April 22nd, 2003, 08:46 PM
I don't know how old the idea of multithreading is, but its implementation is relatively new. We were discussing multitasking in school in 1978 and the university's IBM mainframe used it, but I don't think it used multithreading. It was not a part of DOS and it was not a part of Win16 (Windows v1.0 through 3.11), but was implemented starting with Windows 95 -- I don't know when it became part of NT. UNIX/Linux has it, but only long after UNIX was created (c. 1970); I would guess somewhere between 1980 and 1990. OS/2 had it from the beginning, which was about mid-to-late 1980's.
We just started on the chapter on pthreads last night in my Linux Systems Programming class, so I'm learning more about it now.

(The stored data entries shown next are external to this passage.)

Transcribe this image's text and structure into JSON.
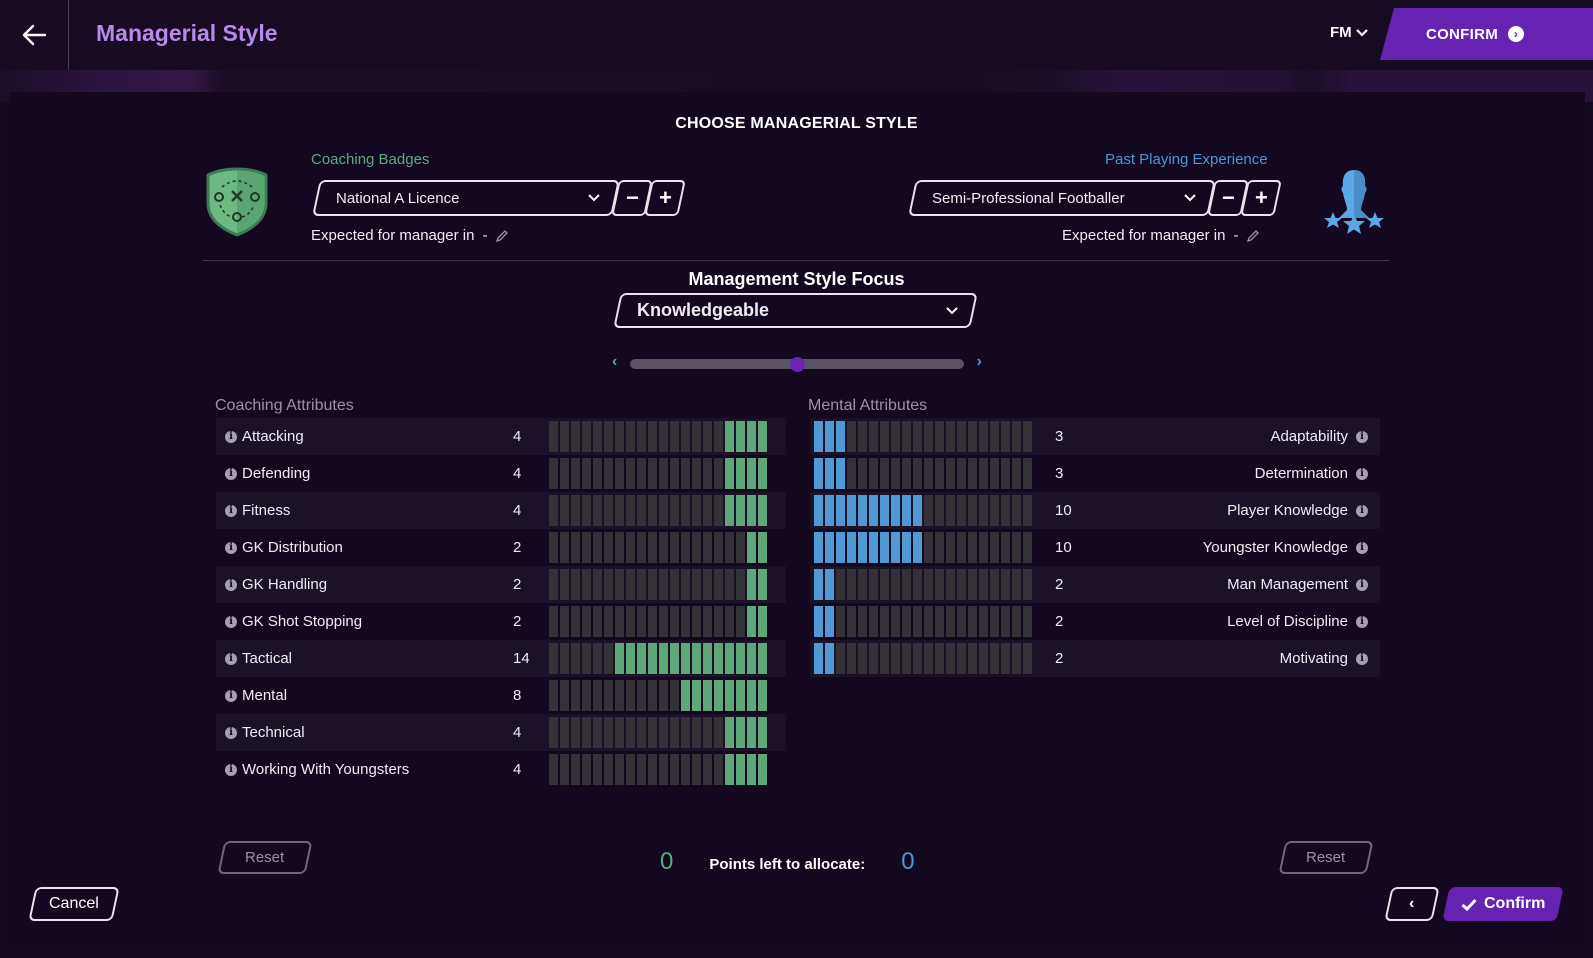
{
  "header": {
    "title": "Managerial Style",
    "menu_label": "FM",
    "confirm_label": "CONFIRM"
  },
  "main": {
    "section_title": "CHOOSE MANAGERIAL STYLE",
    "coaching_badges": {
      "label": "Coaching Badges",
      "selected": "National A Licence",
      "expected_label": "Expected for manager in",
      "expected_value": "-",
      "minus": "−",
      "plus": "+",
      "color": "#5faa7d"
    },
    "past_experience": {
      "label": "Past Playing Experience",
      "selected": "Semi-Professional Footballer",
      "expected_label": "Expected for manager in",
      "expected_value": "-",
      "minus": "−",
      "plus": "+",
      "color": "#4a98d8"
    },
    "focus": {
      "title": "Management Style Focus",
      "selected": "Knowledgeable",
      "slider_position": 0.5
    },
    "max_points": 20,
    "coaching": {
      "heading": "Coaching Attributes",
      "color": "#5ea77a",
      "items": [
        {
          "name": "Attacking",
          "value": 4
        },
        {
          "name": "Defending",
          "value": 4
        },
        {
          "name": "Fitness",
          "value": 4
        },
        {
          "name": "GK Distribution",
          "value": 2
        },
        {
          "name": "GK Handling",
          "value": 2
        },
        {
          "name": "GK Shot Stopping",
          "value": 2
        },
        {
          "name": "Tactical",
          "value": 14
        },
        {
          "name": "Mental",
          "value": 8
        },
        {
          "name": "Technical",
          "value": 4
        },
        {
          "name": "Working With Youngsters",
          "value": 4
        }
      ]
    },
    "mental": {
      "heading": "Mental Attributes",
      "color": "#5199d2",
      "items": [
        {
          "name": "Adaptability",
          "value": 3
        },
        {
          "name": "Determination",
          "value": 3
        },
        {
          "name": "Player Knowledge",
          "value": 10
        },
        {
          "name": "Youngster Knowledge",
          "value": 10
        },
        {
          "name": "Man Management",
          "value": 2
        },
        {
          "name": "Level of Discipline",
          "value": 2
        },
        {
          "name": "Motivating",
          "value": 2
        }
      ]
    },
    "points": {
      "coaching_left": "0",
      "label": "Points left to allocate:",
      "mental_left": "0"
    },
    "reset_label": "Reset"
  },
  "footer": {
    "cancel_label": "Cancel",
    "confirm_label": "Confirm"
  }
}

Then I'll see how gcc handles it under Windows. I'm even tempted to try to fork a process (different subject) just to see if Windows can handle it.
Petzold is/was the Bible of Windows Programming. Charles Petzold almost literally wrote the book on writing Windows programs in C (not C++) with the Software Development Kit (SDK), AKA the "Windows API". Actually, it seems to have been pretty much the same book modified for the new features in the new version of Windows. I first bought it when it was "Programming Windows 3.0" and I have "Programming Windows 95" at the office. I have seen the Windows 2.0 edition and can only assume that there was one for Windows 1.0. I also have his "Programming the OS/2 Presentation Manager" from when we worked with OS/2 -- it's very much like Windows, yet different enough to make it difficult to port an OS/2 program to Windows.

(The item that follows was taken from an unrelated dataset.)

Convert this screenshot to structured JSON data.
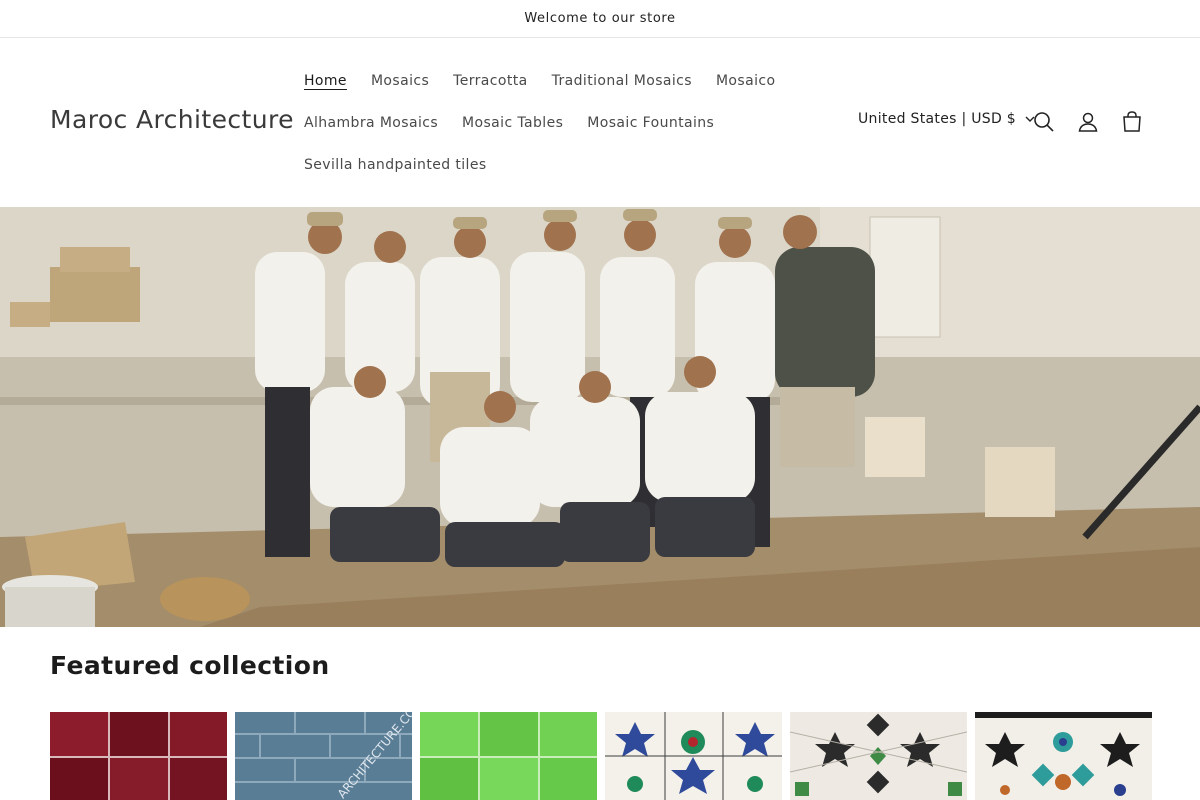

I believe that you are using much the same method that Petzold uses in his books. The first program he presents is the "Hello world", which requires about 100 lines of code. Then what Microsoft did with MFC and Borland with OWL was to encapsulate the message loop and message handling into an application class and create a framework that took care of the details of organizing the application and left us with just writing the message handlers.
You should be able to find Petzold either in the bookstore or in the library or in a used bookstore. I find myself going back to him when I'm maintaining our test applications, which were written in an odd mixture of MFC and SDK.
Last edited by dwise1_aol; April 22nd, 2003 at 08:51 PM.